Now let's add a very trivial implementation:
init(out.valid) := 0; next(out) := inp; }That is, the output is just the input delayed by one time unit. Note, at time we have to signal that the output is not valid, but we don't have to specify initial values for idx and data since they are ``don't cares'' in this case.
Save this program in a file and open it with vw. Note that there are eight properties in the file, of the form out.data[i]//spec, where i = 0..7. Select property out.data[0]//spec, for example. If you click on the Cone tab, you'll notice that only signals with bit index 0 appear. This is because SMV has detected the property you selected doesn't depend on the other bit indices. Also notice that the data input signal inp.data[0] has used layer spec for its definition (since this is in fact the only available definition at this point).
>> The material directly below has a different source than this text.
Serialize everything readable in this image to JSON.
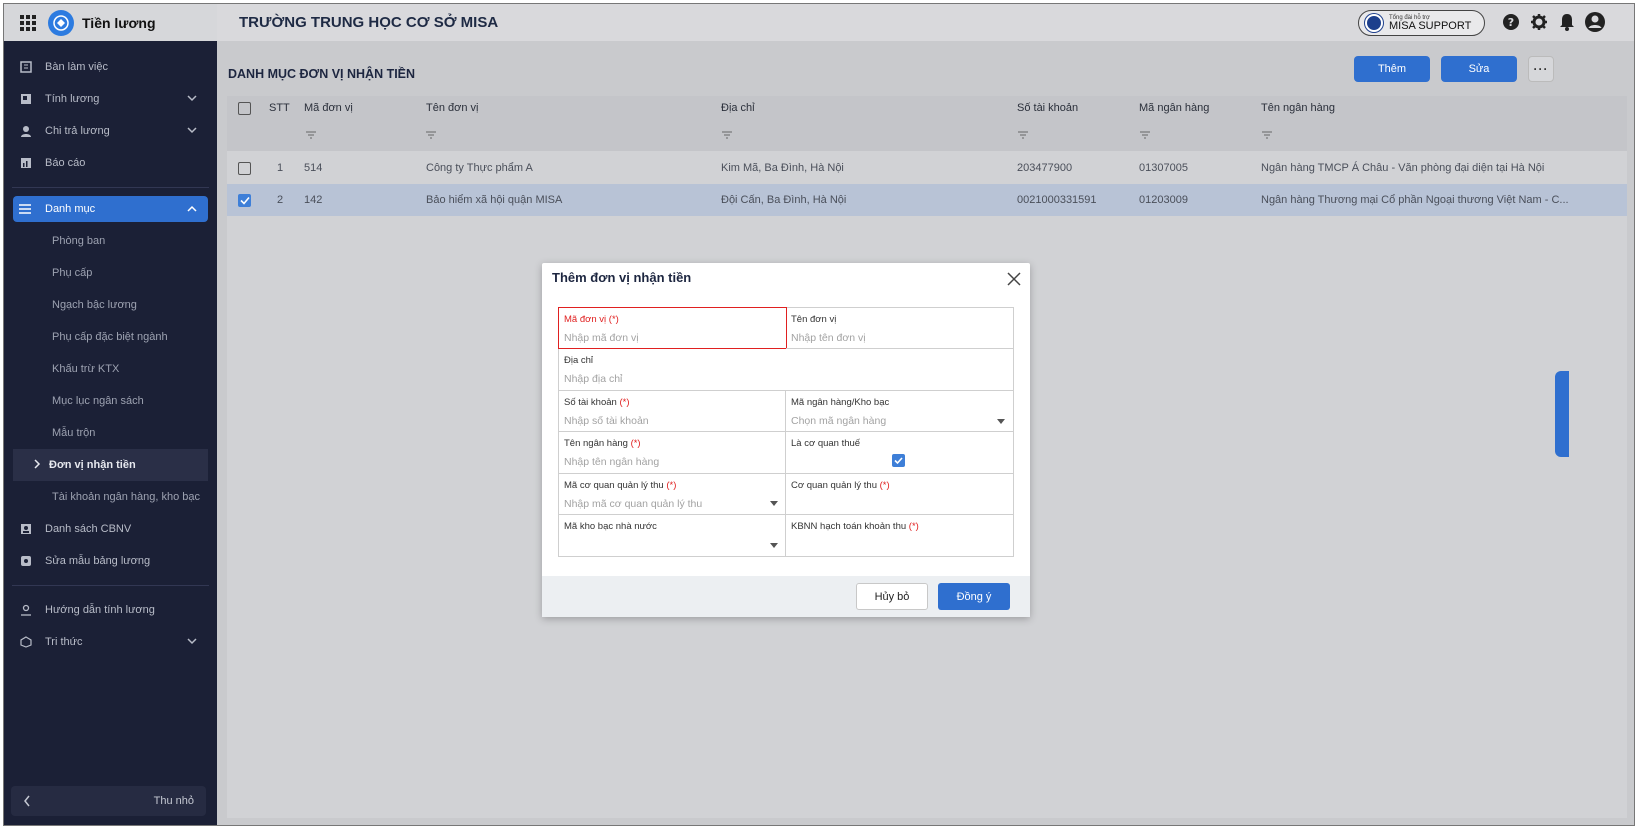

Thus, we are driving the input of our implementation from the abstract model (through a refinement map) and verifying the output with respect to the abstract model (again through a refinement map). Now, select ``Prop|Verify out.data[0]//spec''. It should take less than 2 seconds to verify this property. You can select ``Prop|Verify All'' to verify the remainder of the refinement maps. SMV will quickly recognize that the 7 remaining verification problems are isomorphic to the one we just solved, and report ``true'' for all of them. Note that although we have reduced the number of state bits by a factor of eight by using decomposition (since we only deal with one bit index at a time) we are still using 32 bits out of the data array for each verification. This gives us 39 state bits, which is a fairly large number and guarantees us at least 4 billion states. In this case, the large state space is easily handled by the BDD-based model checker, so we do not have to do any further decomposition. In general however, we cannot rely on this effect. Later we'll see how to decompose the problem further, so that we only use one bit from the data array.